Manchmal können ein paar Platten die Welt verändern. Früher war das so, keine Frage. Damals, als Detroit der einzige Ort auf der Welt war, wo Musik aufgenommen und auf Platte gepresst wurde. Damals, und wenn man in diesen Dimensionen denkt, bedeutet das: vorgestern Revolution, gestern Langeweile, heute … Shed. Fünf Maxis hat Shed dieses Jahr veröffentlicht, davon vier auf seinem eigenen “Soloaction”-Label, die fünfte auf Delsin in Amsterdam. Fünf Platten, die alle bewusst nur eins wollen: so zu klingen wie damals. Damals, als Shed Anfang der 90er in Berlin als Raver unterwegs war (“Ich hatte einen Rucksack, klar”) und man live dabei sein konnte, wie der Sound einer Stadt in einer anderen Stadt alles veränderte. Sheds Geschichte steht dabei stellvertretend für das, was viele erlebt haben: Die Euphorie ebbte ab, schlug in Langeweile und schließlich Desinteresse an neuen Platten um. Plattenspieler standen immer bei ihm im Zimmer, jahrelang hat er aufgelegt, immer diesen nostalgischen, reinen und puren Klang im Kopf, der alles hatte beginnen lassen. Irgendwann dann die Erkenntnis: “Wenn man nur noch zwei Platten im Laden findet, die einen interessieren, dann stimmt was nicht.” Die eigenen Tracks kamen viel später. Sich dazu durchzuringen, die Geschichte von der anderen Seite aufzurollen, braucht Zeit. Und dann? “Dann hat man Tracks gemacht, sie auf Maxi gepresst und niemand will sie haben. Die Vertriebe winkten letztes Jahr ab, solche Tracks könnten sie nicht verkaufen.” Doch plötzlich ging es los. Die offensichtliche Lösung: Hardwax. Das war Anfang des Jahres. Und knapp zwölf Monate später drehen sich fünf Maxis auf den Plattenspielern. “Für mich ist das schon eine Art Vergangenheitsbewältigung, ich muss diese Zeit damals für mich musikalisch aufarbeiten, es rauschte zu schnell an mir vorbei. Was danach kommt … ich weiß es noch nicht. Geändert hat sich für mich wenig. Wenn ich Platten kaufe, suche ich alte Releases, aktuelle Sachen interessieren mich nach wie vor kaum. Und an gute Parties kann ich mich eigentlich auch nicht erinnern. Die Leute in Detroit haben damals einfach alles richtig gemacht, mich mit ihrer Musik wirklich verändert, Strukturen aufgebrochen. Heute läuft alles wieder in die entgegengesetzte Richtung. Das interessiert mich nicht.”

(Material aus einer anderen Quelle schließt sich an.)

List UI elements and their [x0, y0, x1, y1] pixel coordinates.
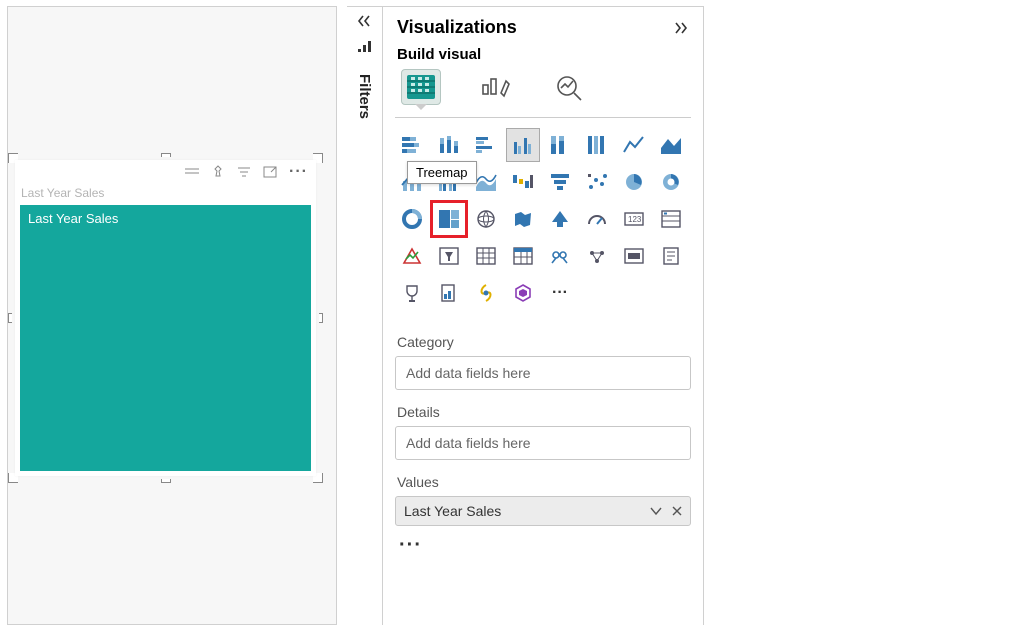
pane-title: Visualizations [397, 17, 517, 38]
viz-type-area[interactable] [654, 128, 688, 162]
viz-type-power-apps[interactable] [432, 276, 466, 310]
resize-handle[interactable] [319, 313, 323, 323]
viz-type-donut[interactable] [654, 165, 688, 199]
viz-type-kpi[interactable] [395, 239, 429, 273]
viz-type-r-visual[interactable] [543, 239, 577, 273]
pin-icon[interactable] [211, 165, 225, 179]
focus-mode-icon[interactable] [263, 166, 277, 178]
viz-type-clustered-column-100[interactable] [580, 128, 614, 162]
viz-type-stacked-bar-h[interactable] [432, 128, 466, 162]
viz-type-slicer[interactable] [432, 239, 466, 273]
category-label: Category [397, 334, 689, 350]
viz-type-clustered-bar[interactable] [469, 128, 503, 162]
remove-field-icon[interactable] [672, 503, 682, 519]
viz-type-table[interactable] [469, 239, 503, 273]
filters-label: Filters [356, 74, 373, 119]
visualization-gallery: 123···Treemap [383, 126, 703, 318]
viz-type-scatter[interactable] [580, 165, 614, 199]
resize-handle[interactable] [161, 153, 171, 157]
svg-text:123: 123 [628, 215, 642, 224]
expand-filters-icon[interactable] [357, 15, 373, 27]
tile-label: Last Year Sales [28, 211, 118, 226]
details-label: Details [397, 404, 689, 420]
filters-icon [357, 39, 373, 58]
viz-type-arcgis[interactable] [395, 276, 429, 310]
visual-selection[interactable]: ··· Last Year Sales Last Year Sales [8, 153, 323, 483]
viz-type-matrix[interactable] [506, 239, 540, 273]
values-label: Values [397, 474, 689, 490]
viz-type-paginated[interactable] [654, 239, 688, 273]
more-options-icon[interactable]: ··· [289, 163, 308, 181]
viz-type-kv[interactable] [617, 239, 651, 273]
viz-type-multi-row-card[interactable] [654, 202, 688, 236]
viz-type-waterfall[interactable] [506, 165, 540, 199]
viz-type-funnel[interactable] [543, 165, 577, 199]
more-fields-icon[interactable]: ··· [399, 534, 687, 557]
filters-pane-collapsed[interactable]: Filters [347, 6, 383, 625]
viz-type-card[interactable]: 123 [617, 202, 651, 236]
viz-type-get-more[interactable]: ··· [543, 276, 577, 310]
chevron-down-icon[interactable] [650, 503, 662, 519]
viz-type-clustered-column[interactable] [506, 128, 540, 162]
viz-type-stacked-bar[interactable] [395, 128, 429, 162]
filter-icon[interactable] [237, 166, 251, 178]
category-well[interactable]: Add data fields here [395, 356, 691, 390]
tab-build-visual[interactable] [401, 69, 441, 105]
details-well[interactable]: Add data fields here [395, 426, 691, 460]
viz-type-donut2[interactable] [395, 202, 429, 236]
viz-type-power-automate[interactable] [469, 276, 503, 310]
values-chip[interactable]: Last Year Sales [395, 496, 691, 526]
viz-type-line-stacked[interactable] [395, 165, 429, 199]
viz-type-stacked-column-100[interactable] [543, 128, 577, 162]
resize-handle[interactable] [161, 479, 171, 483]
tab-format-visual[interactable] [475, 69, 515, 105]
visual-header: ··· [15, 160, 316, 184]
visualizations-pane: Visualizations Build visual 123···Treema… [383, 6, 704, 625]
viz-type-map[interactable] [469, 202, 503, 236]
tab-analytics[interactable] [549, 69, 589, 105]
collapse-pane-icon[interactable] [673, 22, 689, 34]
divider [395, 117, 691, 118]
viz-type-shape-map[interactable] [543, 202, 577, 236]
viz-type-line[interactable] [617, 128, 651, 162]
values-chip-label: Last Year Sales [404, 503, 501, 519]
viz-type-treemap[interactable] [432, 202, 466, 236]
viz-type-gauge[interactable] [580, 202, 614, 236]
viz-type-ai[interactable] [506, 276, 540, 310]
build-visual-label: Build visual [383, 44, 703, 69]
viz-type-ribbon[interactable] [469, 165, 503, 199]
treemap-tile[interactable]: Last Year Sales [20, 205, 311, 471]
drag-icon[interactable] [185, 167, 199, 177]
viz-type-pie[interactable] [617, 165, 651, 199]
viz-type-line-clustered[interactable] [432, 165, 466, 199]
viz-type-filled-map[interactable] [506, 202, 540, 236]
svg-text:···: ··· [552, 284, 568, 301]
resize-handle[interactable] [8, 313, 12, 323]
report-canvas[interactable]: ··· Last Year Sales Last Year Sales [7, 6, 337, 625]
treemap-visual[interactable]: ··· Last Year Sales Last Year Sales [15, 160, 316, 476]
viz-type-py-visual[interactable] [580, 239, 614, 273]
visual-title: Last Year Sales [15, 184, 316, 205]
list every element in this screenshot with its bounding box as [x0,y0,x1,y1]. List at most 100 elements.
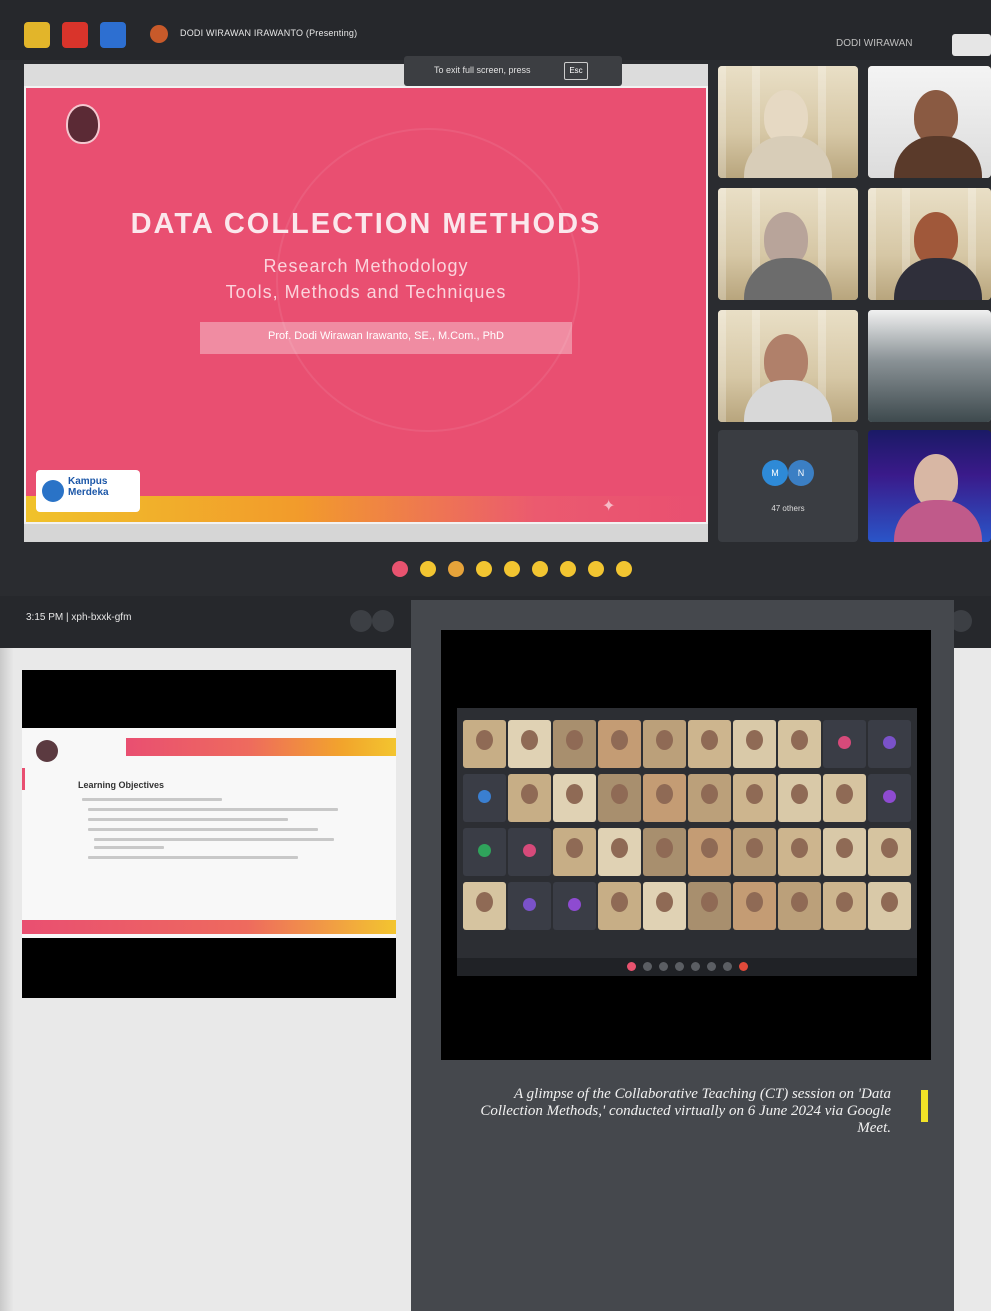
participant-tile[interactable] [868,188,991,300]
participant-avatar: M [762,460,788,486]
participant-face [746,784,763,804]
toolbar-button [723,962,732,971]
presenter-label: DODI WIRAWAN IRAWANTO (Presenting) [180,28,358,38]
author-box: Prof. Dodi Wirawan Irawanto, SE., M.Com.… [200,322,572,354]
participant-face [566,838,583,858]
grid-participant-tile [823,720,866,768]
reaction-dot [627,962,636,971]
grid-participant-tile [688,828,731,876]
participant-face [791,784,808,804]
mic-button[interactable] [372,610,394,632]
caption-button[interactable] [350,610,372,632]
slide-edge-accent [22,768,25,790]
participant-face [521,784,538,804]
fullscreen-hint: To exit full screen, press Esc [404,56,622,86]
kampus-merdeka-text: Kampus Merdeka [68,476,109,498]
grid-participant-tile [553,882,596,930]
esc-key-badge: Esc [564,62,588,80]
app-icon-red[interactable] [62,22,88,48]
participant-face [656,730,673,750]
grid-participant-tile [823,774,866,822]
thumbs-up-reaction-icon[interactable] [420,561,436,577]
grid-participant-tile [868,774,911,822]
grid-participant-tile [643,882,686,930]
meet-screenshot: DODI WIRAWAN IRAWANTO (Presenting) DODI … [0,0,991,648]
participant-face [791,838,808,858]
others-tile[interactable]: M N 47 others [718,430,858,542]
learning-objectives-slide: Learning Objectives [22,728,396,938]
caption-accent-bar [921,1090,928,1122]
grid-participant-tile [598,774,641,822]
grid-participant-tile [598,720,641,768]
participant-avatar-dot [883,790,896,803]
app-icon-blue[interactable] [100,22,126,48]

Mit seinem Release auf Delsin hat sich Shed gleich mehrere Türen geöffnet. “Ich weiß noch nicht genau, wie es weitergeht. Eine neue Soloaction kommt sicherlich erst im kommenden Frühjahr. Aber plötzlich muss ich Dinge entscheiden wie: Will ich auch andere Künstler auf meinem eigenen Label haben? Würde ich weitere Angebote annehmen, auf anderen Labels zu releasen? Seine eigene Musik zu veröffentlichen ist ein Lernprozess, da stecke ich mitten drin.” Bis die Entscheidung gefallen ist, bleiben fünf Maxis. Als Statement, das einen schwelgerisch bewegt. Und von Nostalgie muss man dabei gar nicht reden. Tracks von Shed sind zeitlose Juwelen. Und sowas braucht man immer.